政策の評価は、移住者数だけでなく、次の指標で見るべきです。
- 移住後3年、5年の定着率
- 世帯所得の推移
- 地元企業への就職者数
- 子育て世帯の第2子以降の出生動向
- 地方大学卒業者の地域内就職率
大学規制だけでは人材の出口を作れない
東京23区の大学定員抑制は、東京集中への対策として分かりやすい制度です。ただ、若者は大学だけでなく、卒業後の仕事を見て動きます。
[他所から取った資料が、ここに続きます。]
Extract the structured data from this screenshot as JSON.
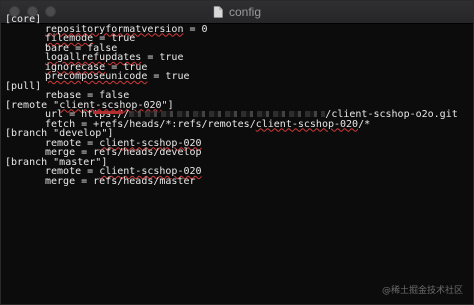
{
  "window": {
    "title": "config",
    "controls": [
      "close",
      "minimize",
      "maximize"
    ]
  },
  "editor": {
    "lines": [
      {
        "text": "[core]",
        "indent": false
      },
      {
        "text": "repositoryformatversion = 0",
        "indent": true,
        "squiggle": "repositoryformatversion"
      },
      {
        "text": "filemode = true",
        "indent": true,
        "squiggle": "filemode"
      },
      {
        "text": "bare = false",
        "indent": true
      },
      {
        "text": "logallrefupdates = true",
        "indent": true,
        "squiggle": "logallrefupdates"
      },
      {
        "text": "ignorecase = true",
        "indent": true,
        "squiggle": "ignorecase"
      },
      {
        "text": "precomposeunicode = true",
        "indent": true,
        "squiggle": "precomposeunicode"
      },
      {
        "text": "[pull]",
        "indent": false
      },
      {
        "text": "rebase = false",
        "indent": true
      },
      {
        "text": "[remote \"client-scshop-020\"]",
        "indent": false,
        "squiggle": "client-scshop-020"
      },
      {
        "text_before": "url = https://",
        "text_after": "/client-scshop-o2o.git",
        "indent": true,
        "redacted": true
      },
      {
        "text": "fetch = +refs/heads/*:refs/remotes/client-scshop-020/*",
        "indent": true,
        "squiggle": "client-scshop-020"
      },
      {
        "text": "[branch \"develop\"]",
        "indent": false
      },
      {
        "text": "remote = client-scshop-020",
        "indent": true,
        "squiggle": "client-scshop-020"
      },
      {
        "text": "merge = refs/heads/develop",
        "indent": true
      },
      {
        "text": "[branch \"master\"]",
        "indent": false
      },
      {
        "text": "remote = client-scshop-020",
        "indent": true,
        "squiggle": "client-scshop-020"
      },
      {
        "text": "merge = refs/heads/master",
        "indent": true
      }
    ]
  },
  "watermark": "@稀土掘金技术社区",
  "icons": {
    "title_icon": "document-icon"
  }
}
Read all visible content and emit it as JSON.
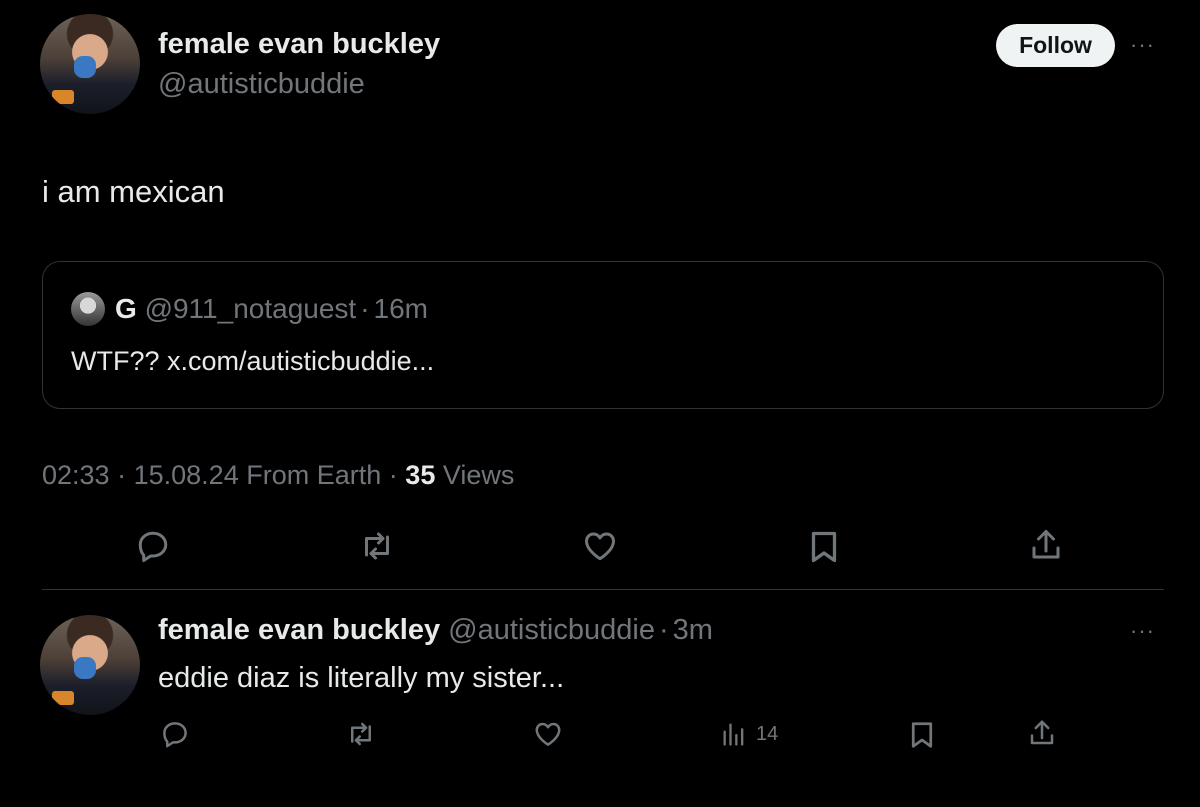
{
  "main_tweet": {
    "display_name": "female evan buckley",
    "handle": "@autisticbuddie",
    "follow_label": "Follow",
    "more_label": "···",
    "text": "i am mexican",
    "quote": {
      "display_name": "G",
      "handle": "@911_notaguest",
      "separator": "·",
      "time": "16m",
      "text": "WTF?? x.com/autisticbuddie..."
    },
    "meta": {
      "time": "02:33",
      "sep1": "·",
      "date": "15.08.24",
      "source": "From Earth",
      "sep2": "·",
      "views_count": "35",
      "views_label": "Views"
    },
    "actions": [
      "reply-icon",
      "repost-icon",
      "like-icon",
      "bookmark-icon",
      "share-icon"
    ]
  },
  "reply_tweet": {
    "display_name": "female evan buckley",
    "handle": "@autisticbuddie",
    "separator": "·",
    "time": "3m",
    "more_label": "···",
    "text": "eddie diaz is literally my sister...",
    "views_count": "14",
    "actions": [
      "reply-icon",
      "repost-icon",
      "like-icon",
      "views-icon",
      "bookmark-icon",
      "share-icon"
    ]
  },
  "colors": {
    "background": "#000000",
    "primary_text": "#e7e9ea",
    "secondary_text": "#71767b",
    "border": "#2f3336",
    "follow_bg": "#eff3f4"
  }
}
地方大学を強くするなら、大学、地元企業、自治体が一体で、研究、実習、採用、転職支援までつなぐ必要があります。大学を地方に残しても、卒業生が地域で働く道を見つけられなければ、政策効果は薄くなります。
子育て支援は都市と地方で設計を変える必要がある
東京圏では住宅費と時間の制約が大きく、地方では保育人材、医療、通学、交通、仕事の選択肢が課題になります。同じ「子育て支援」でも、効く政策は地域で違います。
都市部では、住宅、保育、通勤、働き方をまとめて調整しなければ出生率の改善につながりにくい。地方では、若い夫婦が地域に残れる仕事と、子どもが成長した後も教育機会を確保できる環境が必要です。
別の見方もある
東京集中には、効率性という面もあります。企業、大学、行政、金融、メディア、専門人材が近くに集まることで、新しい事業や研究が生まれやすくなります。国際競争を考えれば、首都圏の機能を弱めすぎる政策は逆効果になりかねません。
そのため、現実的な目標は「東京を小さくする」ことではなく、東京に行かなくても選べる仕事と教育を増やすことです。
地方にすべての機能を均等に置くのは難しい。むしろ、札幌、仙台、広島、福岡のような広域拠点、県庁所在地、中核市、大学都市を軸に、周辺地域と交通・医療・教育をつなぐ設計が必要になります。
今後の注目点
今後見るべきは、地方創生2.0がどの地域に、どの産業に、どの年齢層に効く設計になるかです。抽象的な「地域活性化」ではなく、若者が実際に進学・就職・子育てを判断する局面で政策が効くかを確認する必要があります。
特に注目すべき点は次の通りです。
- 2026年以降の人口移動で、20〜24歳の東京圏転入超過が縮小するか
- 地方大学卒業者の地元就職が増えるか
- 地方拠点を置く企業が、補助金終了後も採用を続けるか
- 子育て世帯の東京圏外への移動が一時的な転出にとどまるか、定着につながるか
- 国と自治体の財源負担が、長期的に維持できる形になっているか
まとめ
東京一極集中が止まらない最大の理由は、若者が進学と初職を選ぶ時点で、東京圏に有利な条件がそろっていることです。地方政策は生活支援だけでなく、大学から就職、転職、子育てまでの流れを地域内で作らなければ効果が限られます。
事実として、2025年も東京圏は転入超過でした。特に20〜24歳の流入が大きく、ここを変えない限り、東京集中の大きな流れは残ります。
見解としては、地方政策の焦点は「移住者を何人呼んだか」から、「若者が残れる仕事をどれだけ作ったか」「家計が子育てを続けられる条件を整えたか」へ移すべきです。次に確認すべきなのは、地方創生2.0の政策が、補助金の配分ではなく、地域の雇用市場そのものを厚くできるかです。